31 Ou bien quel roi,
s'il part en guerre contre un autre roi, ne s'assied pas d'abord pour se
demander s'il peut, avec dix mille hommes, affronter celui qui vient au-devant
de lui avec vingt mille ? 32 Sinon, tandis que l'autre est encore loin, il lui
envoie une ambassade pour demander les conditions de paix. 33Ainsi donc,
quiconque d'entre vous ne renonce pas à tous ses biens ne peut être mon
disciple.
La tradition a rendu populaire une certaine image de Jésus que Théodore Botrel parmi tant d’autres a chanté dans le folklore breton. Jésus y est présenté comme le doux Sauveur à barbe blonde avec de grands yeux doux. Le cinéma américain a contribué pour sa part à vulgariser cette image. Les peintres classiques n’ont pas échappé à ce canon de beauté pour présenter le visage du Seigneur. Mais ce serait mal lire l’Evangile que de voir Jésus sous ce seul portrait. Le texte que nous avons lu nous présente un autre aspect de Jésus, plus rude, d’où la tendresse est absente.
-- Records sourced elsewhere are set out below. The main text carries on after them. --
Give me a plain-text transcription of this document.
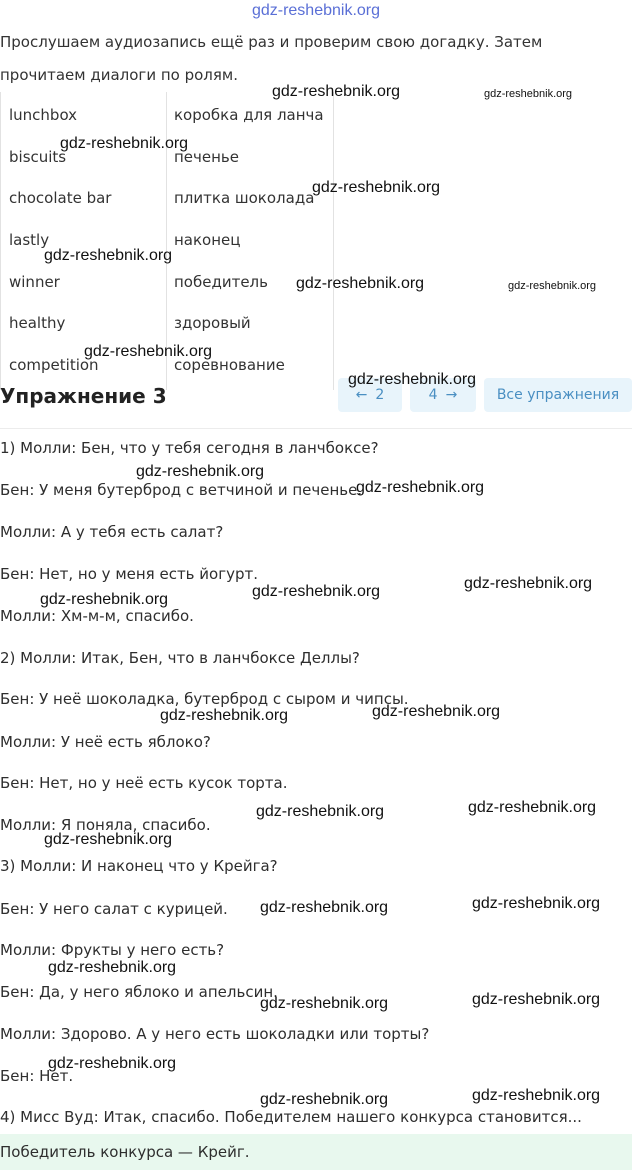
gdz-reshebnik.org
Прослушаем аудиозапись ещё раз и проверим свою догадку. Затем
прочитаем диалоги по ролям.
lunchbox	коробка для ланча
biscuits	печенье
chocolate bar	плитка шоколада
lastly	наконец
winner	победитель
healthy	здоровый
competition	соревнование
Упражнение 3	← 2	4 →	Все упражнения
1) Молли: Бен, что у тебя сегодня в ланчбоксе?
Бен: У меня бутерброд с ветчиной и печенье.
Молли: А у тебя есть салат?
Бен: Нет, но у меня есть йогурт.
Молли: Хм-м-м, спасибо.
2) Молли: Итак, Бен, что в ланчбоксе Деллы?
Бен: У неё шоколадка, бутерброд с сыром и чипсы.
Молли: У неё есть яблоко?
Бен: Нет, но у неё есть кусок торта.
Молли: Я поняла, спасибо.
3) Молли: И наконец что у Крейга?
Бен: У него салат с курицей.
Молли: Фрукты у него есть?
Бен: Да, у него яблоко и апельсин.
Молли: Здорово. А у него есть шоколадки или торты?
Бен: Нет.
4) Мисс Вуд: Итак, спасибо. Победителем нашего конкурса становится...
Победитель конкурса — Крейг.
gdz-reshebnik.org	gdz-reshebnik.org
gdz-reshebnik.org
gdz-reshebnik.org
gdz-reshebnik.org
gdz-reshebnik.org	gdz-reshebnik.org
gdz-reshebnik.org
gdz-reshebnik.org
gdz-reshebnik.org
gdz-reshebnik.org
gdz-reshebnik.org
gdz-reshebnik.org
gdz-reshebnik.org
gdz-reshebnik.org
gdz-reshebnik.org
gdz-reshebnik.org
gdz-reshebnik.org
gdz-reshebnik.org
gdz-reshebnik.org
gdz-reshebnik.org
gdz-reshebnik.org
gdz-reshebnik.org
gdz-reshebnik.org
gdz-reshebnik.org
gdz-reshebnik.org
gdz-reshebnik.org
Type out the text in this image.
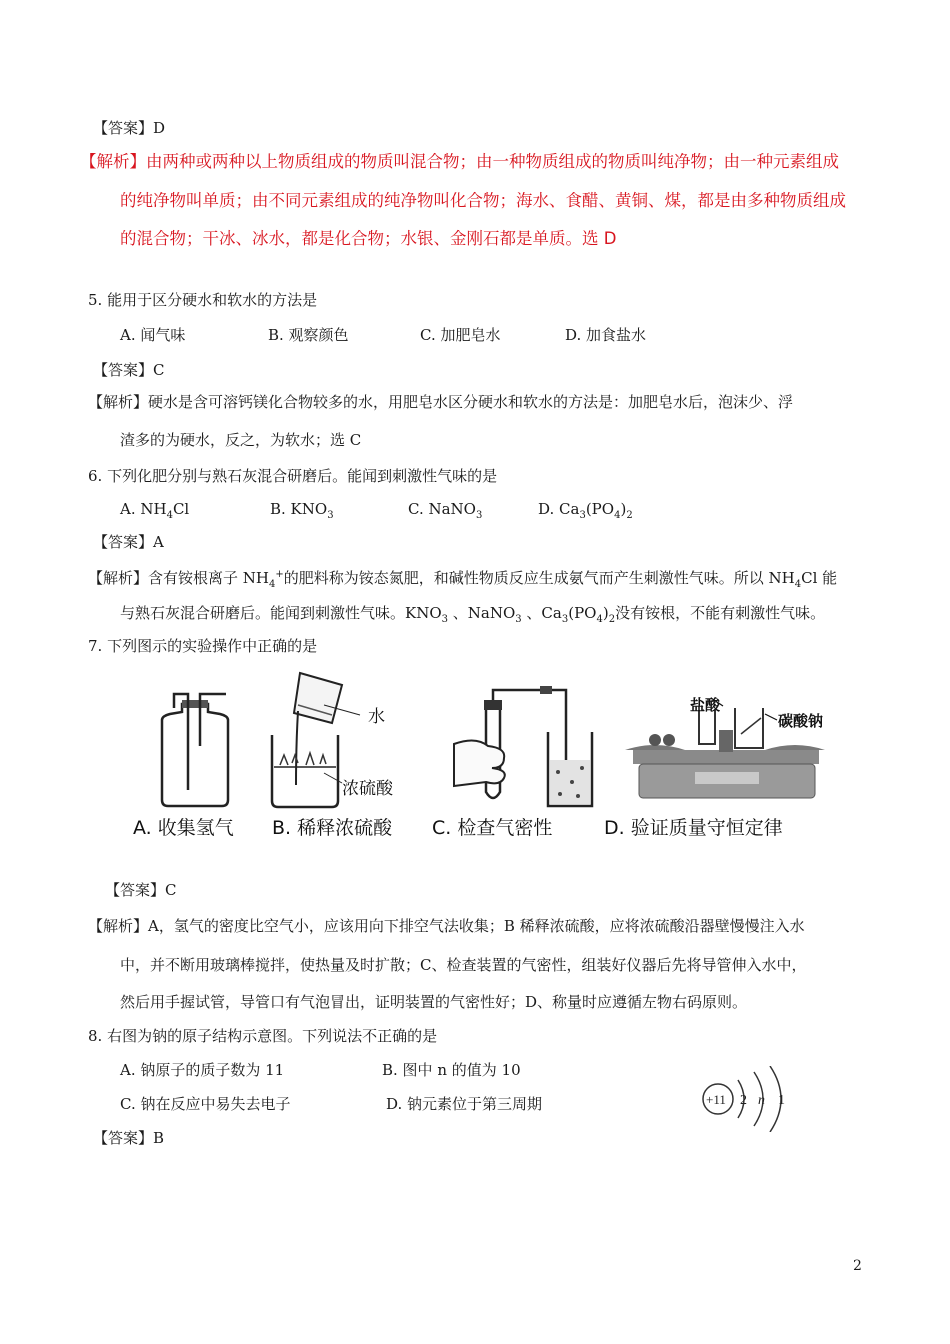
【答案】D
【解析】由两种或两种以上物质组成的物质叫混合物；由一种物质组成的物质叫纯净物；由一种元素组成
的纯净物叫单质；由不同元素组成的纯净物叫化合物；海水、食醋、黄铜、煤，都是由多种物质组成
的混合物；干冰、冰水，都是化合物；水银、金刚石都是单质。选 D
5. 能用于区分硬水和软水的方法是
A. 闻气味	B. 观察颜色	C. 加肥皂水	D. 加食盐水
【答案】C
【解析】硬水是含可溶钙镁化合物较多的水，用肥皂水区分硬水和软水的方法是：加肥皂水后，泡沫少、浮
渣多的为硬水，反之，为软水；选 C
6. 下列化肥分别与熟石灰混合研磨后。能闻到刺激性气味的是
A. $NH_4Cl$	B. $KNO_3$	C. NaNO$_3$	D. $Ca_3(PO_4)_2$
【答案】A
【解析】含有铵根离子 $NH_4^+$的肥料称为铵态氮肥，和碱性物质反应生成氨气而产生刺激性气味。所以 $NH_4Cl$ 能
与熟石灰混合研磨后。能闻到刺激性气味。$KNO_3$ 、NaNO$_3$ 、$Ca_3(PO_4)_2$没有铵根，不能有刺激性气味。
7. 下列图示的实验操作中正确的是
水
浓硫酸
盐酸
碳酸钠
A. 收集氢气 B. 稀释浓硫酸 C. 检查气密性	D. 验证质量守恒定律
【答案】C
【解析】A，氢气的密度比空气小，应该用向下排空气法收集；B 稀释浓硫酸，应将浓硫酸沿器壁慢慢注入水
中，并不断用玻璃棒搅拌，使热量及时扩散；C、检查装置的气密性，组装好仪器后先将导管伸入水中，
然后用手握试管，导管口有气泡冒出，证明装置的气密性好；D、称量时应遵循左物右码原则。
8. 右图为钠的原子结构示意图。下列说法不正确的是
A. 钠原子的质子数为 11	B. 图中 n 的值为 10
C. 钠在反应中易失去电子	D. 钠元素位于第三周期	+11 2 n 1
【答案】B
2
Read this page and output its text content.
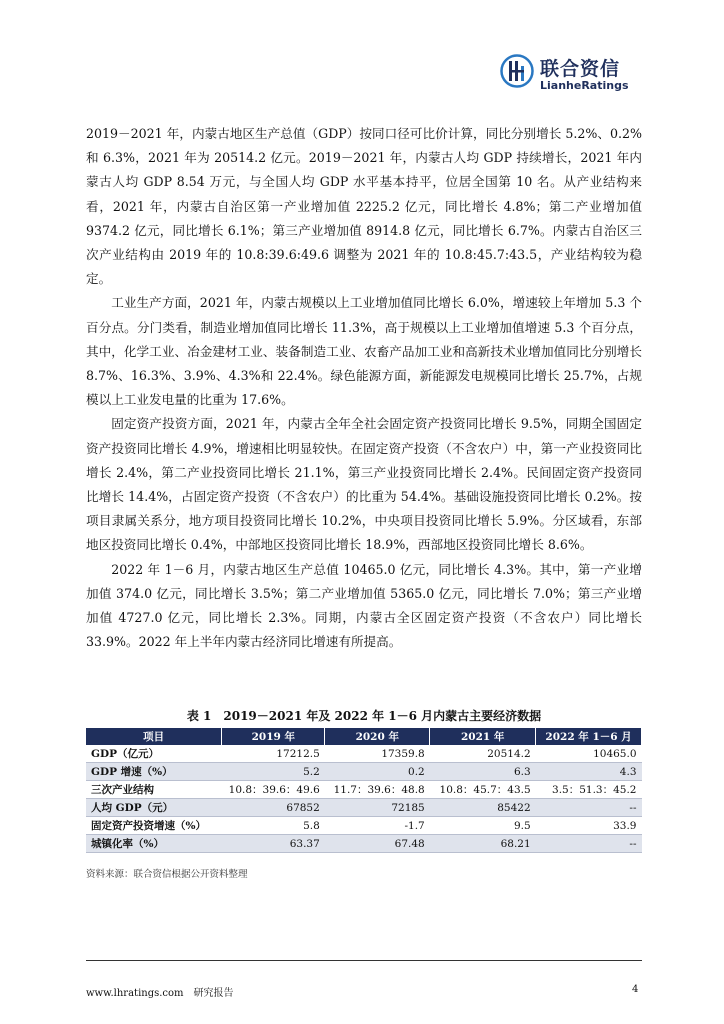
联合资信
LianheRatings

2019－2021 年，内蒙古地区生产总值（GDP）按同口径可比价计算，同比分别增长 5.2%、0.2%和 6.3%，2021 年为 20514.2 亿元。2019－2021 年，内蒙古人均 GDP 持续增长，2021 年内蒙古人均 GDP 8.54 万元，与全国人均 GDP 水平基本持平，位居全国第 10 名。从产业结构来看，2021 年，内蒙古自治区第一产业增加值 2225.2 亿元，同比增长 4.8%；第二产业增加值 9374.2 亿元，同比增长 6.1%；第三产业增加值 8914.8 亿元，同比增长 6.7%。内蒙古自治区三次产业结构由 2019 年的 10.8:39.6:49.6 调整为 2021 年的 10.8:45.7:43.5，产业结构较为稳定。

工业生产方面，2021 年，内蒙古规模以上工业增加值同比增长 6.0%，增速较上年增加 5.3 个百分点。分门类看，制造业增加值同比增长 11.3%，高于规模以上工业增加值增速 5.3 个百分点，其中，化学工业、冶金建材工业、装备制造工业、农畜产品加工业和高新技术业增加值同比分别增长 8.7%、16.3%、3.9%、4.3%和 22.4%。绿色能源方面，新能源发电规模同比增长 25.7%，占规模以上工业发电量的比重为 17.6%。

固定资产投资方面，2021 年，内蒙古全年全社会固定资产投资同比增长 9.5%，同期全国固定资产投资同比增长 4.9%，增速相比明显较快。在固定资产投资（不含农户）中，第一产业投资同比增长 2.4%，第二产业投资同比增长 21.1%，第三产业投资同比增长 2.4%。民间固定资产投资同比增长 14.4%，占固定资产投资（不含农户）的比重为 54.4%。基础设施投资同比增长 0.2%。按项目隶属关系分，地方项目投资同比增长 10.2%，中央项目投资同比增长 5.9%。分区域看，东部地区投资同比增长 0.4%，中部地区投资同比增长 18.9%，西部地区投资同比增长 8.6%。

2022 年 1－6 月，内蒙古地区生产总值 10465.0 亿元，同比增长 4.3%。其中，第一产业增加值 374.0 亿元，同比增长 3.5%；第二产业增加值 5365.0 亿元，同比增长 7.0%；第三产业增加值 4727.0 亿元，同比增长 2.3%。同期，内蒙古全区固定资产投资（不含农户）同比增长 33.9%。2022 年上半年内蒙古经济同比增速有所提高。

表 1　2019－2021 年及 2022 年 1－6 月内蒙古主要经济数据
项目	2019 年	2020 年	2021 年	2022 年 1－6 月
GDP（亿元）	17212.5	17359.8	20514.2	10465.0
GDP 增速（%）	5.2	0.2	6.3	4.3
三次产业结构	10.8：39.6：49.6	11.7：39.6：48.8	10.8：45.7：43.5	3.5：51.3：45.2
人均 GDP（元）	67852	72185	85422	--
固定资产投资增速（%）	5.8	-1.7	9.5	33.9
城镇化率（%）	63.37	67.48	68.21	--
资料来源：联合资信根据公开资料整理
www.lhratings.com　研究报告	4
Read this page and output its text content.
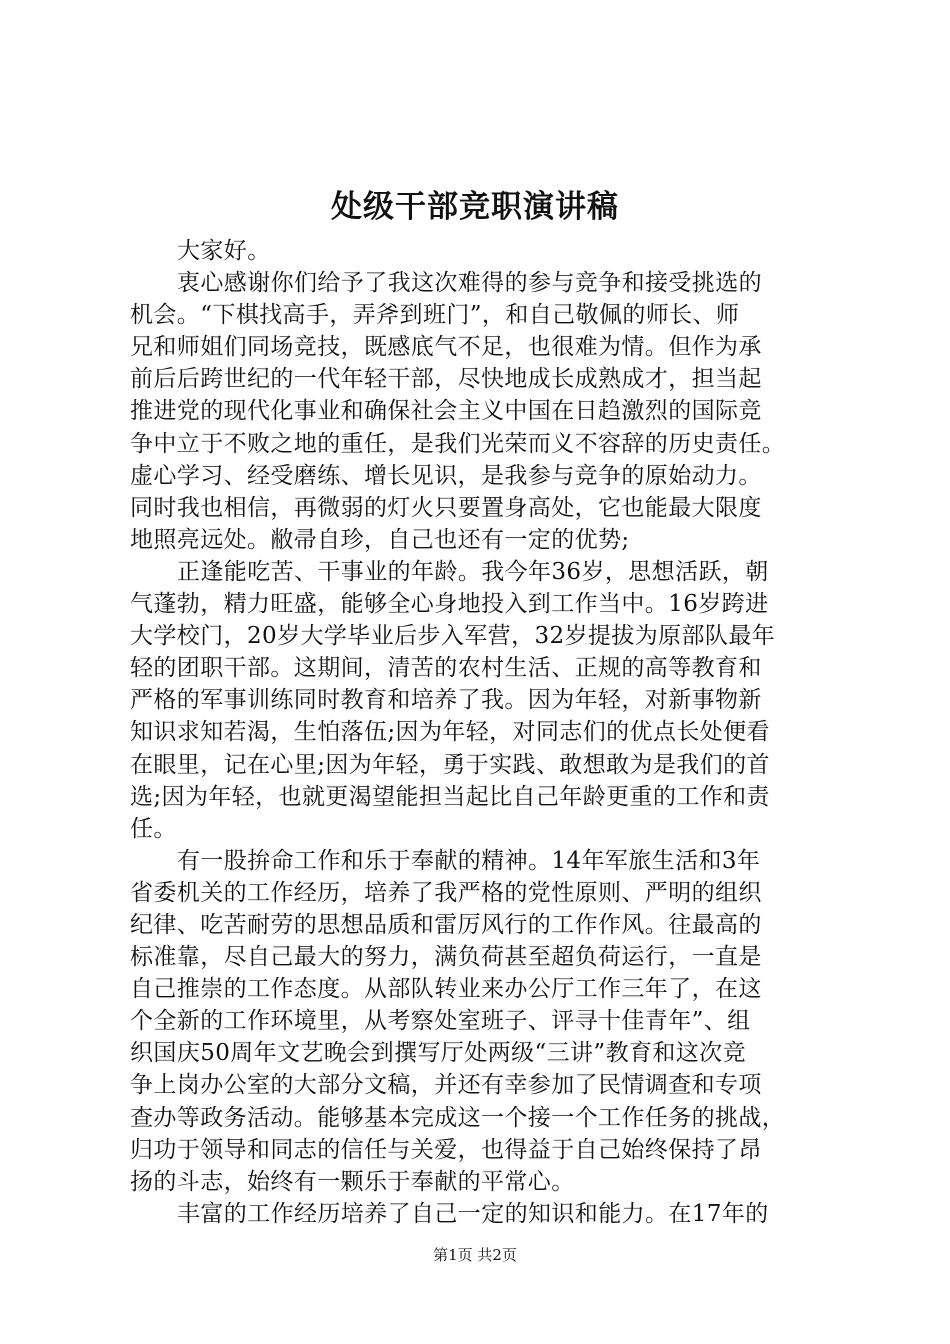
处级干部竞职演讲稿
大家好。
衷心感谢你们给予了我这次难得的参与竞争和接受挑选的
机会。“下棋找高手，弄斧到班门”，和自己敬佩的师长、师
兄和师姐们同场竞技，既感底气不足，也很难为情。但作为承
前后后跨世纪的一代年轻干部，尽快地成长成熟成才，担当起
推进党的现代化事业和确保社会主义中国在日趋激烈的国际竞
争中立于不败之地的重任，是我们光荣而义不容辞的历史责任。
虚心学习、经受磨练、增长见识，是我参与竞争的原始动力。
同时我也相信，再微弱的灯火只要置身高处，它也能最大限度
地照亮远处。敝帚自珍，自己也还有一定的优势;
正逢能吃苦、干事业的年龄。我今年36岁，思想活跃，朝
气蓬勃，精力旺盛，能够全心身地投入到工作当中。16岁跨进
大学校门，20岁大学毕业后步入军营，32岁提拔为原部队最年
轻的团职干部。这期间，清苦的农村生活、正规的高等教育和
严格的军事训练同时教育和培养了我。因为年轻，对新事物新
知识求知若渴，生怕落伍;因为年轻，对同志们的优点长处便看
在眼里，记在心里;因为年轻，勇于实践、敢想敢为是我们的首
选;因为年轻，也就更渴望能担当起比自己年龄更重的工作和责
任。
有一股拚命工作和乐于奉献的精神。14年军旅生活和3年
省委机关的工作经历，培养了我严格的党性原则、严明的组织
纪律、吃苦耐劳的思想品质和雷厉风行的工作作风。往最高的
标准靠，尽自己最大的努力，满负荷甚至超负荷运行，一直是
自己推崇的工作态度。从部队转业来办公厅工作三年了，在这
个全新的工作环境里，从考察处室班子、评寻十佳青年”、组
织国庆50周年文艺晚会到撰写厅处两级“三讲”教育和这次竞
争上岗办公室的大部分文稿，并还有幸参加了民情调查和专项
查办等政务活动。能够基本完成这一个接一个工作任务的挑战，
归功于领导和同志的信任与关爱，也得益于自己始终保持了昂
扬的斗志，始终有一颗乐于奉献的平常心。
丰富的工作经历培养了自己一定的知识和能力。在17年的
第1页 共2页
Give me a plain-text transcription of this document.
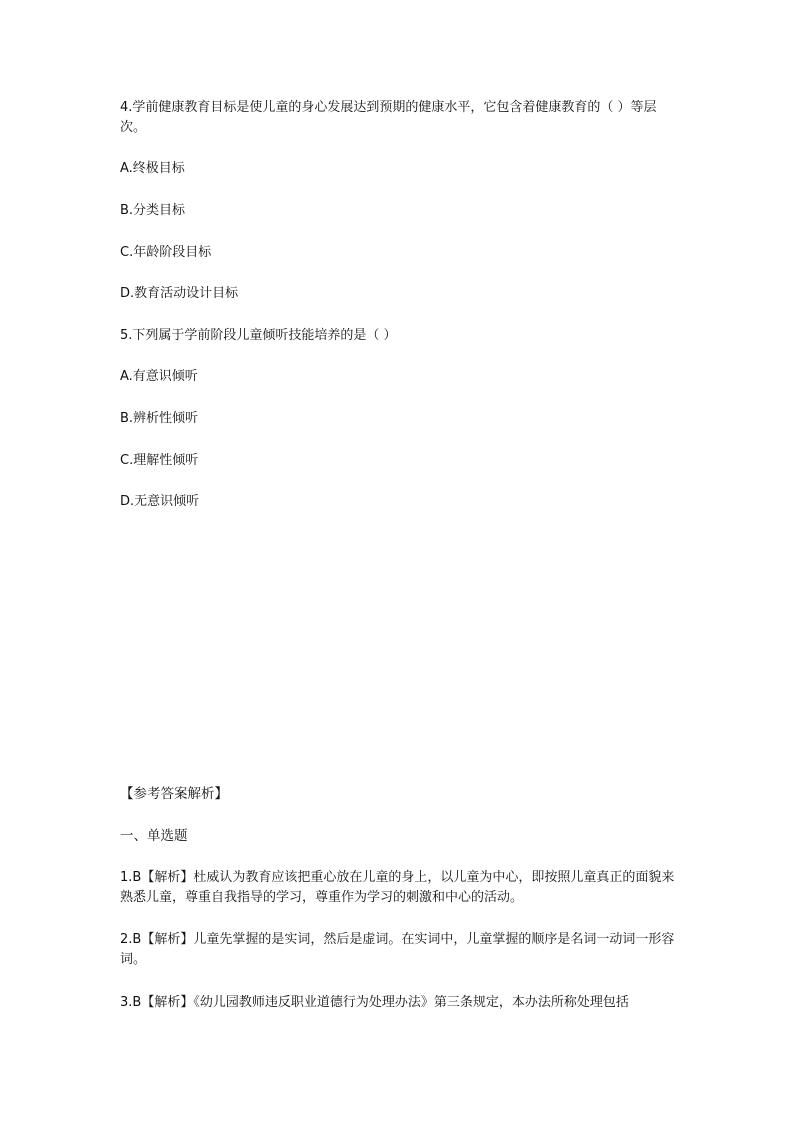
4.学前健康教育目标是使儿童的身心发展达到预期的健康水平，它包含着健康教育的（ ）等层次。

A.终极目标

B.分类目标

C.年龄阶段目标

D.教育活动设计目标

5.下列属于学前阶段儿童倾听技能培养的是（ ）

A.有意识倾听

B.辨析性倾听

C.理解性倾听

D.无意识倾听

【参考答案解析】

一、单选题

1.B【解析】杜威认为教育应该把重心放在儿童的身上，以儿童为中心，即按照儿童真正的面貌来熟悉儿童，尊重自我指导的学习，尊重作为学习的刺激和中心的活动。

2.B【解析】儿童先掌握的是实词，然后是虚词。在实词中，儿童掌握的顺序是名词一动词一形容词。

3.B【解析】《幼儿园教师违反职业道德行为处理办法》第三条规定，本办法所称处理包括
Serait-il plus conforme à celui que les spécialistes actuels tentent de vulgariser en faisant de Jésus un homme de taille moyenne , brun au regard fuyant,( je vous livre ici 2 portraits publiés dans la presse) Le rôle de Jésus est avant tout celui de nous faire découvrir Dieu. Ici il le fait sans ménagement car le Dieu dont il est le témoin est différent de celui que Jésus lui-même nous a habitué à découvrir dans ses propos.
Qui est Dieu pour vous ?
En quoi votre existence est-elle affectée par la réalité de Dieu ? Comment
agit-il en vous ? Ces questions tant de fois répétées, tant de fois formulées
nécessitent qu’on ose se les poser au moins une fois de temps en temps. Chacun
y répondra mentalement et à sa façon. On pourra dire que Dieu est une force qui
vient d’en haut et qui s’empare de nous, qui habite notre âme et notre esprit.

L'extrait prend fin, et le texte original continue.